Problem Set 2: Due 5:00PM Thursday, October 23

  1. Your boss sends you this e-mail: "I want a model that can predict when users are likely to return to our Website , based on which pages they visit. Mail me something by tomorrow morning." Answer the following three questions in 2-4 sentences each.
    1. Assume the dataset you have easy access to is a log of <user ID, url, timestamp> triples compiled over several weeks. How would you transform the data for use by a machine learning algorithm? Be specific. (2 points)
    2. Given the choice between neural networks and decision trees for this task, which would you choose? Give two reasons why. (2 points)
    3. What statistics would you measure to convince your boss that your model was successful at the task? (1 point)
  2. Consider a pair of perceptrons defined over continuous-valued ordered pairs (x1, x2). Perceptron P has weights (w0, w1, w2) and perceptron P' has weights (w0', w1', w2').
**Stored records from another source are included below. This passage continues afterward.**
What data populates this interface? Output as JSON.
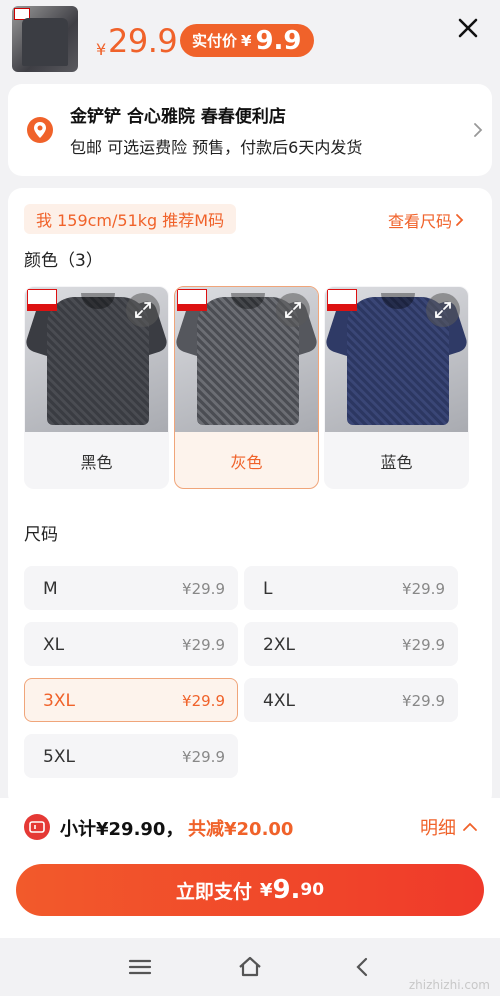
{
  "header": {
    "yen": "¥",
    "price": "29.9",
    "actual_label": "实付价",
    "actual_yen": "¥",
    "actual_value": "9.9"
  },
  "shop": {
    "name": "金铲铲 合心雅院 春春便利店",
    "subtitle": "包邮 可选运费险 预售，付款后6天内发货"
  },
  "recommend": {
    "text": "我 159cm/51kg 推荐M码",
    "size_chart_label": "查看尺码"
  },
  "color_section": {
    "title": "颜色（3）",
    "options": [
      {
        "name": "黑色",
        "shirt_color": "#3a3c42",
        "bg": "#c9cbd0",
        "selected": false
      },
      {
        "name": "灰色",
        "shirt_color": "#55575d",
        "bg": "#c9cbd0",
        "selected": true
      },
      {
        "name": "蓝色",
        "shirt_color": "#2f3a66",
        "bg": "#c9cbd0",
        "selected": false
      }
    ]
  },
  "size_section": {
    "title": "尺码",
    "options": [
      {
        "size": "M",
        "price": "¥29.9",
        "selected": false
      },
      {
        "size": "L",
        "price": "¥29.9",
        "selected": false
      },
      {
        "size": "XL",
        "price": "¥29.9",
        "selected": false
      },
      {
        "size": "2XL",
        "price": "¥29.9",
        "selected": false
      },
      {
        "size": "3XL",
        "price": "¥29.9",
        "selected": true
      },
      {
        "size": "4XL",
        "price": "¥29.9",
        "selected": false
      },
      {
        "size": "5XL",
        "price": "¥29.9",
        "selected": false
      }
    ]
  },
  "bottom": {
    "subtotal": "小计¥29.90，",
    "reduce": "共减¥20.00",
    "detail": "明细",
    "pay_label": "立即支付",
    "pay_yen": "¥",
    "pay_int": "9.",
    "pay_dec": "90"
  },
  "colors": {
    "accent": "#f0622a",
    "pay_gradient_end": "#ef3a2a",
    "coupon_red": "#e53935"
  },
  "watermark": "zhizhizhi.com"
}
If the biases w0=w0'=1, and the weights w1=1 and w1'=1/2, under what conditions on w2 and w2' is P' more_general_than P? The more_general_than concept was defined in Mitchell, Chapter 2. (2 points)
  3. Consider a sequential covering algorithm (such as CN2) and a simultaneous covering algorithm (such as your decision tree learner).
    1. Describe a data set for which you would expect a sequential covering algorithm to outperform a simultaneous covering algorithm.
    2. Describe a different data set for which you would expect the opposite to be true.
    . (4 points, +2 potential points of extra credit for particularly insightful or clear answers).
 

Submit your homework via email to f-iacobelli@northwestern.edu. Put EECS349-PS<problem set number>-<first name>-<LastName> on the subject of your email and attach a compressed ZIP file with the solution. The ZIP file naming convention is: PS<problem set number>-<first name>-<LastName>.zip. For example, if your name is James Bond and you are submitting your solution to Problem Set 2, you will send the TA an email with EECS349-PS2-James-Bond as the subject and you will attach the file PS2-James-Bond.zip which contains all the files that comprise your solution to Problem Set 2.